Efrat Yamin, a Creative-AI specialist with 18 years of art direction experience, responded with genuine enthusiasm to the launch of Figma Weave's new Timeline feature. For her, this is not a routine product update but a meaningful shift in how creative professionals think about their working process.

What Does Timeline Enable That Was Not Possible Before?

Until now, anyone who wanted to produce video within a design workflow had to move between tools. Design in one platform, editing in another. Figma Weave Timeline brings video rhythm directly into the canvas. You can sequence shots, layer sound, and keep iterating, all without leaving the working environment.

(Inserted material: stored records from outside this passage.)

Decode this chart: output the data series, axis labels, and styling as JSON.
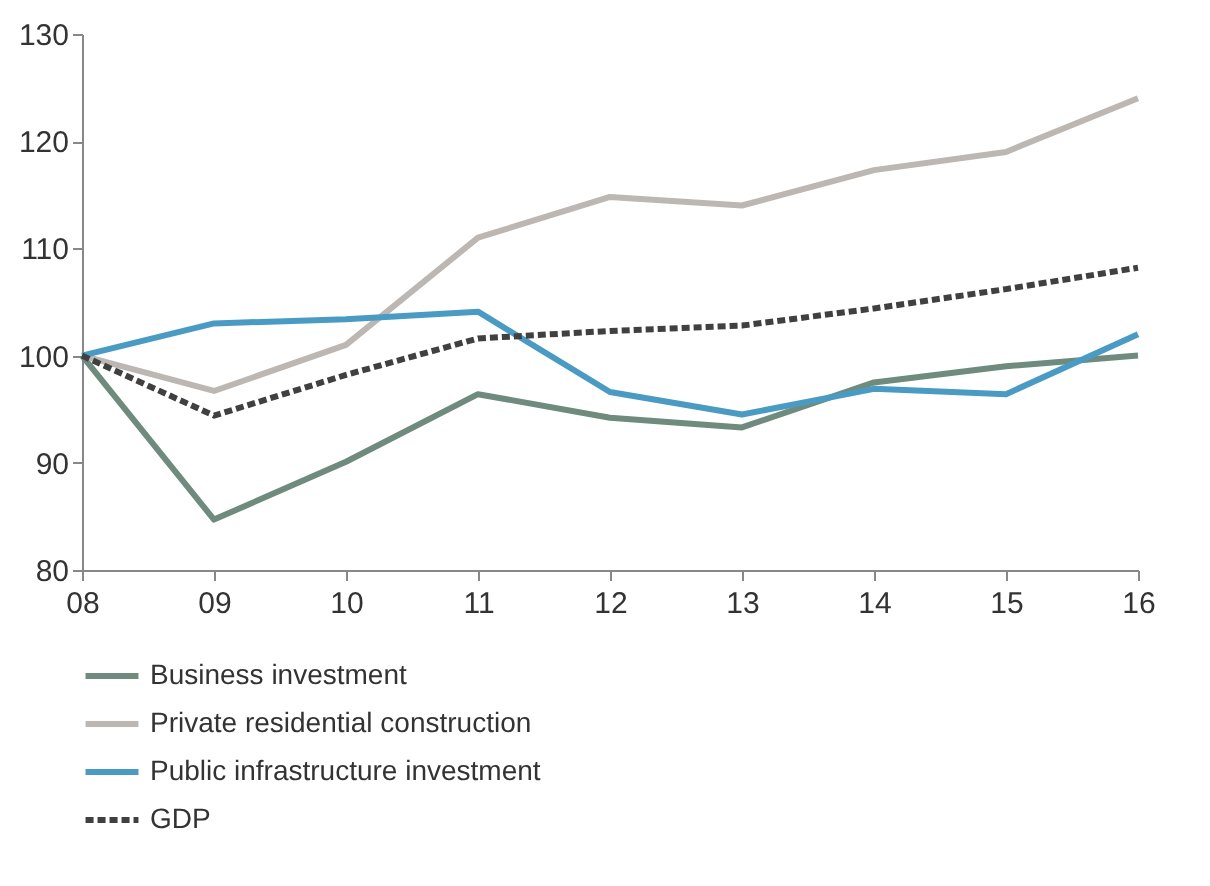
{
  "chart_data": {
    "type": "line",
    "categories": [
      "08",
      "09",
      "10",
      "11",
      "12",
      "13",
      "14",
      "15",
      "16"
    ],
    "series": [
      {
        "name": "Business investment",
        "color": "#6e8b7d",
        "line_style": "solid",
        "values": [
          100,
          84.7,
          90.1,
          96.4,
          94.2,
          93.3,
          97.5,
          99,
          100
        ]
      },
      {
        "name": "Private residential construction",
        "color": "#bdb7b3",
        "line_style": "solid",
        "values": [
          100,
          96.7,
          101,
          111,
          114.8,
          114,
          117.3,
          119,
          124
        ]
      },
      {
        "name": "Public infrastructure investment",
        "color": "#4a9bc4",
        "line_style": "solid",
        "values": [
          100,
          103,
          103.4,
          104.1,
          96.6,
          94.5,
          96.9,
          96.4,
          102
        ]
      },
      {
        "name": "GDP",
        "color": "#404040",
        "line_style": "dashed",
        "values": [
          100,
          94.4,
          98.2,
          101.6,
          102.3,
          102.8,
          104.4,
          106.2,
          108.2
        ]
      }
    ],
    "ylim": [
      80,
      130
    ],
    "yticks": [
      80,
      90,
      100,
      110,
      120,
      130
    ],
    "grid": false,
    "legend": "bottom",
    "marker": "none"
  }
}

More than that: changing a single decision updates the entire project automatically. There is no need to manually sync every component separately.

Editing as Part of Thinking, Not the End of It

Lior Albeck, the founder behind Figma Weave, states the philosophy clearly: editing is not a stage that happens at the end but part of how you think through the work. Yamin identified exactly this point. The ability to build video rhythm in the middle of a creative process has a direct impact on the quality of decisions and the speed of execution.

What This Means for Marketing and Content Teams

Teams that still operate with a linear pipeline of design, then editing, then approval may find that competitors are already working differently. Tools that embed the editing phase into the design pipeline reduce development time and expand the space for experimentation and iteration.

Figma Weave as an Example of a Broader Trend

Timeline is part of a wider pattern: AI tools being built inside existing workflows rather than alongside them. Instead of requiring users to switch tools, these products bring new capabilities to where the user already is. For Yamin, who defines her work as turning prompts into profit, this is exactly the direction the industry needs to move.